Indian stock markets have fallen over the past few months, driven by several concerns: high inflation around the world, rising interest rates from global central banks (including the Reserve Bank of India), war between Russia and Ukraine, high crude oil prices, lockdowns in China due to rising covid cases, global supply chain constraints and huge outflows from Foreign Institutional Investors (FIIs) of Indian stocks , etc.

Given the recent decline in the markets and several uncertainties, it is natural for many of us to extrapolate the current situation and fear that the fall will continue. There is a strong natural temptation to exit stocks now with the intention of returning to them at lower levels later. While this approach seems logical, unfortunately there are counter-intuitive patterns (read traps) that occur during a market drop that make it extremely difficult to re-enter the markets once you’ve sold.

Here are the five counterintuitive patterns to watch out for.

Model 1: Stock market recoveries usually occur in the midst of bad news.

It’s hard to time your entry, as history tells us that stock markets usually bottom before the worst news arrives. The recent Covid 2020 crash was a classic case where Indian markets rebounded 40% before actual covid cases peaked in the first wave. This is a trend seen in most bear market rallies, both in India and globally.

Figure 2: A market decline has multiple false upside bounces and the actual rally also has multiple false declines.

There are a lot of false bull rallies in the middle of a market drop. Once you encounter several false bull rallies in the midst of a market drop and add the persistent bad news to it, chances are you will dismiss the actual rally as another false bull rally. To make matters more confusing, even the actual rally has a lot of intermittent false declines. As a result, it is very difficult to distinguish between the real recovery and the fake bullish rally.

Model 3: Recovery is usually extremely fast.

Waiting a few months (say about six months) to confirm a rally (as opposed to a false rise) also doesn’t work well because most of the time the initial rally is extremely quick. Case in point: the Sensex gained 85% in just three months during the 2009 recovery.

Model 4: We anchor ourselves psychologically at the lower levels.

Once you miss the bottom of the market, you are usually psychologically anchored to the lower levels and it is behaviorally difficult to return to higher levels.

Model 5: No one can predict short-term markets.

Even the best market experts cannot predict exactly when a market rally will occur on a consistent basis. There are several changing factors that impact the markets in the short term and it is difficult to predict how millions of investors will react to this. If you plan on waiting for your favorite market expert to let you know when to come back, that might not be a good idea.

All in all, while easy to get out of, these five counter-intuitive patterns along with the fact that short-term market movements are hard to predict consistently make it extremely difficult to time your entry if you get out now. . A temporary downside, though no doubt painful, is the emotional costs that equity investors must pay to achieve superior long-term returns. As we mature, our approach to market declines becomes one of acceptance rather than denial.

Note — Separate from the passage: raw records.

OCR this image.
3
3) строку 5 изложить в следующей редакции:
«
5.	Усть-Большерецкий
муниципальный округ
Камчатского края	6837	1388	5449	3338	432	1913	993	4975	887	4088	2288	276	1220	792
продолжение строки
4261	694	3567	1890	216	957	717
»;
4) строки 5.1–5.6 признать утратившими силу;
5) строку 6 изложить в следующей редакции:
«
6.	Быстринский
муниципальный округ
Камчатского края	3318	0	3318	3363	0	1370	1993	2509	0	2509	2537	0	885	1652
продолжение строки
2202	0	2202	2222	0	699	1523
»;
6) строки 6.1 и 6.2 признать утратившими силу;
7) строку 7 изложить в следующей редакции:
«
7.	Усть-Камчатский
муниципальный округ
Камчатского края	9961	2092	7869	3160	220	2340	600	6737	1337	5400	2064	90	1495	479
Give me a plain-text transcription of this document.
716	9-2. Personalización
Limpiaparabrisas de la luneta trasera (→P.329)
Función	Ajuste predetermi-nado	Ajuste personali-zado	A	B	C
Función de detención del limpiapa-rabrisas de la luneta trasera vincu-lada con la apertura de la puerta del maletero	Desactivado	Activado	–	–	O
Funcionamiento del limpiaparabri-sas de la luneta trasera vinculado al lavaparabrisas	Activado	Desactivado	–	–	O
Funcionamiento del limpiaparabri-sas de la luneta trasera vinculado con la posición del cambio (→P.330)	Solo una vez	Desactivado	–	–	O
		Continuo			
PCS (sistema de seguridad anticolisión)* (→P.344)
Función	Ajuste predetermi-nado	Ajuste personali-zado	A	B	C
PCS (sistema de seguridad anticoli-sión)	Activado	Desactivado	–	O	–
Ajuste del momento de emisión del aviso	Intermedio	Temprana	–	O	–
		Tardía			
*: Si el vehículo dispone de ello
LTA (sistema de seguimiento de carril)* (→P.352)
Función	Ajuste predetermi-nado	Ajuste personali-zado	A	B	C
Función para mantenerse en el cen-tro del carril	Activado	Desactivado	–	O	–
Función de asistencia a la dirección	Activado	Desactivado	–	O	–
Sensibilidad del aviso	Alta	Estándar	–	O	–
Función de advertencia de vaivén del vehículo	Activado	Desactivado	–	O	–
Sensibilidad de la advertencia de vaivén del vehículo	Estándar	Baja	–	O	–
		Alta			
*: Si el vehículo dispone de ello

The best course of action will be to stick to your initial plan, i.e. your asset allocation between stocks, debt and gold. If the market decline continues, continue to rebalance your original asset allocation (i.e. increase equity and decrease debt/gold) at regular pre-determined intervals.

The boring but proven mindset needed to invest successfully remains the same: stay patient (keep a time horizon of at least 7 years), be humble (don’t try to time the market), be ready (to endure temporary market dips) and remain optimistic for the long term (belief in human ingenuity).

Arun Kumar is Head of Research at FundsIndia.